Four of the SABC journalists who were suspended or faced disciplinary hearings were fired on Monday, possibly because they approached the labour court, their lawyer said.
“We will argue [in the court] on Thursday that the reason for them being dismissed is that they pursued their rights in terms of the labour court. It is only speculation at this time, [however] I think it is a fair assumption to be made,” Anton van der Bijl, the labour attorney for Solidarity, who is representing the four journalists, said.
The four are Foeta Krige, Suna Venter, Krivani Pillay and Jacques Steenkamp.
Van der Bijl confirmed that other journalists who were suspended or faced charges at the broadcaster but were not represented by Solidarity were not part of the application to the labour court. No action was apparently taken against them on Monday.
He said he would tell the labour court that the dismissals be set aside because the decisions were “based on unlawful policy”.
“The policy [of the SABC to not broadcast footage of violent protests] is subject to the decision of the constitutional court , the high court and [communications regulator] Icasa. We’ll ask that … [the sanctions] cannot proceed because the policy has not had an opportunity to be scrutinised by the court.”
Solidarity said in an earlier statement that it “wants to have the suspension and disciplinary action against several SABC journalists set aside pending the adjudication by the constitutional court of the lawfulness of the SABC’s censorship instructions”.
“This comes after the SABC still failed to withdraw the charges against the journalists for their refusal to apply censorship. In a recent letter to the suspended and disciplined journalists, the SABC also accused them of having allegedly committed ‘further misbehaviour’ by informing the media of their suspensions and their continued refusal to comply with the SABC’s instructions.”
Solidarity CEO Dirk Hermann said: “We … believe that the individuals concerned have a very strong case against the SABC for the very reason that the charges laid against them by their employer are inconsistent with the constitution.”

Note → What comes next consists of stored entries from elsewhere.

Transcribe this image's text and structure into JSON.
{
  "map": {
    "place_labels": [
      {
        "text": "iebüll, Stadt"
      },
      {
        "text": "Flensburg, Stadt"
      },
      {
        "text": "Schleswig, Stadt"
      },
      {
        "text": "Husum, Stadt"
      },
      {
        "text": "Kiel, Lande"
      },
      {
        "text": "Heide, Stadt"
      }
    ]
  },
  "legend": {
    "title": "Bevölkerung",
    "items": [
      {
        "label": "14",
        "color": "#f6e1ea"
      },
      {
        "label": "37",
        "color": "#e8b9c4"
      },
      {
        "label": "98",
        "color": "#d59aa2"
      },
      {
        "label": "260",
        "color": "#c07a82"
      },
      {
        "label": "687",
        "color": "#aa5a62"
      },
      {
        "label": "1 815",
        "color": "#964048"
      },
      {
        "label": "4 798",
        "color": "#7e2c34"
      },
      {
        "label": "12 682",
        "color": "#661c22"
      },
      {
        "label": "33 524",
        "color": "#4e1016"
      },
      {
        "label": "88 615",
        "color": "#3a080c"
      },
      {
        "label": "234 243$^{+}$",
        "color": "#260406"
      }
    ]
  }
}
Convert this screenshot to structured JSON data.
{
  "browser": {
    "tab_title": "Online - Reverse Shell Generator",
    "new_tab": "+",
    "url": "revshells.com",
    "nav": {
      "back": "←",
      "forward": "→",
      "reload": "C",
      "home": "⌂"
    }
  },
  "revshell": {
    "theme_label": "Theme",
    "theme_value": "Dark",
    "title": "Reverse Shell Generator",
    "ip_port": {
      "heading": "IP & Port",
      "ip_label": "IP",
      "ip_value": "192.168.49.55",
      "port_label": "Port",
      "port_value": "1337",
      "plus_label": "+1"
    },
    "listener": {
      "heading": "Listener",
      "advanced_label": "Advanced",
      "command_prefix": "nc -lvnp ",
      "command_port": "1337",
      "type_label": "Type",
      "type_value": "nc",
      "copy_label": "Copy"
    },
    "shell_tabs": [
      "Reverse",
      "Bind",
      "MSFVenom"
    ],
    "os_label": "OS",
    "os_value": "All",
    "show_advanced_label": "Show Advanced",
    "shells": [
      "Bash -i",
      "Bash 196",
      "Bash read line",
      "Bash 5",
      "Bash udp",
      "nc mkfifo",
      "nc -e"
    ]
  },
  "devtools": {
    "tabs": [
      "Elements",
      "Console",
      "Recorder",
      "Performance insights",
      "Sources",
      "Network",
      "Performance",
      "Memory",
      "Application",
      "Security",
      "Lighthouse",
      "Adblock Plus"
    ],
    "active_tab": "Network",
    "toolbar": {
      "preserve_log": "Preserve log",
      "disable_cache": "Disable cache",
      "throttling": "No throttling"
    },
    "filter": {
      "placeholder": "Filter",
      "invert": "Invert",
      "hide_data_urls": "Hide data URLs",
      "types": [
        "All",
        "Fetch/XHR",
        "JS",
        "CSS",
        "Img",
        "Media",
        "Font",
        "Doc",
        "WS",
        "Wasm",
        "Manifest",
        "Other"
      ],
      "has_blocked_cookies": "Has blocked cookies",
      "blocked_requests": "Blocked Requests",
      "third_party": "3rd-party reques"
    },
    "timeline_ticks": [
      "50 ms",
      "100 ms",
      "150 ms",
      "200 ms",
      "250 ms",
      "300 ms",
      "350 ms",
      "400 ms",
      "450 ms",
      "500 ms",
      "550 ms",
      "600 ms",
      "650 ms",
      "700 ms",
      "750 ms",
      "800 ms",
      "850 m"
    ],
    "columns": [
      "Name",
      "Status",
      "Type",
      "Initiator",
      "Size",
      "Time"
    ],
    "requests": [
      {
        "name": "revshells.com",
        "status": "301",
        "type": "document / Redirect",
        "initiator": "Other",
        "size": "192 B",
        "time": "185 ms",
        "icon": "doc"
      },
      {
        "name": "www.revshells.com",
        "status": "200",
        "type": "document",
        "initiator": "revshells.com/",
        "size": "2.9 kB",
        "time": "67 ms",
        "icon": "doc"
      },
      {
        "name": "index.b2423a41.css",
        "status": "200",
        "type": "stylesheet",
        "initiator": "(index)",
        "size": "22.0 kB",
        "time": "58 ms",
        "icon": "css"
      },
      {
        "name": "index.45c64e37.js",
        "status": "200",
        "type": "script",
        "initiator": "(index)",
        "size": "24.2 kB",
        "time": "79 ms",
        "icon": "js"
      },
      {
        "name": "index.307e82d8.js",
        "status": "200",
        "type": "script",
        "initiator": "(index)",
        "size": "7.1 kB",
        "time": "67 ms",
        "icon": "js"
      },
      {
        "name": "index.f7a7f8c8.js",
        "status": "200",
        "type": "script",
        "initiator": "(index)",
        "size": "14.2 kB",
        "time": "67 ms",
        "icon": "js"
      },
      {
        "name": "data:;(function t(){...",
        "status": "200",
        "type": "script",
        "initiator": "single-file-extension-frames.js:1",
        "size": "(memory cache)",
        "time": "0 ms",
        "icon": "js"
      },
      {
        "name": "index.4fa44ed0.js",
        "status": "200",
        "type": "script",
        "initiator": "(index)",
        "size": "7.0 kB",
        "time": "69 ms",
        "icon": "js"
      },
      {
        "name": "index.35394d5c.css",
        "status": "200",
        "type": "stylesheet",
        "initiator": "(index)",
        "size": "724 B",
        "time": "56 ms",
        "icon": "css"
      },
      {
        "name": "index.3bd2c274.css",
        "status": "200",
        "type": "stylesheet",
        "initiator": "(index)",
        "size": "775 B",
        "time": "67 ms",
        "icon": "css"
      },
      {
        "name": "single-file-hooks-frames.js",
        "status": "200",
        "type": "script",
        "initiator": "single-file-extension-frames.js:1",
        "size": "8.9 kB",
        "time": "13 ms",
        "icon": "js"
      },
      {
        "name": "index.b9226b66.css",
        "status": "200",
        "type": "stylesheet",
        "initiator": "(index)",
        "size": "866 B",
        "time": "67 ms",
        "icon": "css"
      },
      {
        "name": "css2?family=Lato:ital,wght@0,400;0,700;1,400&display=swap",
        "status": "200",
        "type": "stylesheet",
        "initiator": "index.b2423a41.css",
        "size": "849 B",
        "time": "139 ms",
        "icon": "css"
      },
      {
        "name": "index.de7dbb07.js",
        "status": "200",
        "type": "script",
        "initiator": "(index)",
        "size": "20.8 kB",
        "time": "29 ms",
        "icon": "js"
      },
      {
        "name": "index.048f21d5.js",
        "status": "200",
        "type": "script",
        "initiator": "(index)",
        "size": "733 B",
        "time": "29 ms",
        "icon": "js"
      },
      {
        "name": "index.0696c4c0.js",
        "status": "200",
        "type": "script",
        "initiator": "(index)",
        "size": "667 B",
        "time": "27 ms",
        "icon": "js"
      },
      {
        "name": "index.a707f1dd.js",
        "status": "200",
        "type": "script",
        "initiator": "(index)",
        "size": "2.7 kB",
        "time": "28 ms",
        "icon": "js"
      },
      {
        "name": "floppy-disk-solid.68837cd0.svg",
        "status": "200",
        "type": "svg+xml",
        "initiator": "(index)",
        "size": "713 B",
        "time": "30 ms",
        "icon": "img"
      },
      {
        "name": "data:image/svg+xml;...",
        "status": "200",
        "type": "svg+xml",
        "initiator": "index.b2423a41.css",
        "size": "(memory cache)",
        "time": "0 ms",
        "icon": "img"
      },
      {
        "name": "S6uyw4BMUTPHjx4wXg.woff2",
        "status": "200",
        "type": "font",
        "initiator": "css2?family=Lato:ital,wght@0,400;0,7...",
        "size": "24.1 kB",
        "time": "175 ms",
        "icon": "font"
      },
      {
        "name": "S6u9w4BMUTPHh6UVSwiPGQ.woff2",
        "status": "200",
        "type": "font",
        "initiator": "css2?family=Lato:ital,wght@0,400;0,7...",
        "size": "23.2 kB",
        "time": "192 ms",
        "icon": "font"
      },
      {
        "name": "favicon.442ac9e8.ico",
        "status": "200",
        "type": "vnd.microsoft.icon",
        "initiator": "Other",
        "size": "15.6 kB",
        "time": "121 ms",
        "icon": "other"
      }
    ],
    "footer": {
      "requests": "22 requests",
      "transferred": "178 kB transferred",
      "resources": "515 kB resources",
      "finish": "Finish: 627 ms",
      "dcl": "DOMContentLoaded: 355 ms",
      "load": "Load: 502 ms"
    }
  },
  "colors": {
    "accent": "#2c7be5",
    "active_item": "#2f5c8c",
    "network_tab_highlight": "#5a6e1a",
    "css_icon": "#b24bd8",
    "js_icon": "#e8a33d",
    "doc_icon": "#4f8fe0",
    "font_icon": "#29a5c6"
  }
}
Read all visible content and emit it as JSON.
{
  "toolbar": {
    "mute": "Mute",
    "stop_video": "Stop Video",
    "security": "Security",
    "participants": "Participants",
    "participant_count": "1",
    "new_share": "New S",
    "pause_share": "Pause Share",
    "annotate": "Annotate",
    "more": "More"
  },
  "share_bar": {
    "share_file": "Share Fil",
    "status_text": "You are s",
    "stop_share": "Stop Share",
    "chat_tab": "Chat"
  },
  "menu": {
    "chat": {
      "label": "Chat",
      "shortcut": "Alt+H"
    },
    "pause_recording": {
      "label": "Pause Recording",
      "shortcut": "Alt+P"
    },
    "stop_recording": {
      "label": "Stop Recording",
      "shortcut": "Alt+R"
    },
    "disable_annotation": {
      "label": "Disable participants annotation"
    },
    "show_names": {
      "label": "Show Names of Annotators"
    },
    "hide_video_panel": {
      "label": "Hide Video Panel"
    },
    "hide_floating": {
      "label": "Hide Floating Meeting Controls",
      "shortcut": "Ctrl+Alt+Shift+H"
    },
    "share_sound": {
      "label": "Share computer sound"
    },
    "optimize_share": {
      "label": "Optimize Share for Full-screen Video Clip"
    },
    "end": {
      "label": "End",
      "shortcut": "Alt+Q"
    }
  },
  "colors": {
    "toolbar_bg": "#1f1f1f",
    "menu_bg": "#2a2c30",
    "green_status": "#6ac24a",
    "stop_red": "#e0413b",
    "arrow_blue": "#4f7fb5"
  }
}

Economics editor Thandeka Gqubule, Krige and Venter were previously served with suspension letters after they disagreed with an instruction during a diary conference not to cover the Right2Know Campaign’s protest against censorship at the SABC.
That protest was in response to SABC chief operating officer Hlaudi Motsoeneng’s decision to stop airing footage of the destruction of property during protests. This caused outrage from civil society and media organisations.
Following this, the SABC charged three other journalists for “liaising with the media” without authorisation from their bosses.
The three — Busisiwe Ntuli, Pillay and Steenkamp — wrote a letter to Motsoeneng last weekend, expressing their dissatisfaction with how operations had been managed at the SABC over the last few weeks.
Journalists Lukhanyo Calata and Vuyo Mvoko have also been either charged or suspended by the broadcaster.
Icasa ruled last week that the SABC had to withdraw its resolution to ban the broadcasting of violent protests.
Motsoeneng told media at a briefing after the ruling that no one could tell the SABC what to do. The broadcaster is now reportedly approaching the courts to have Icasa’s decision reviewed.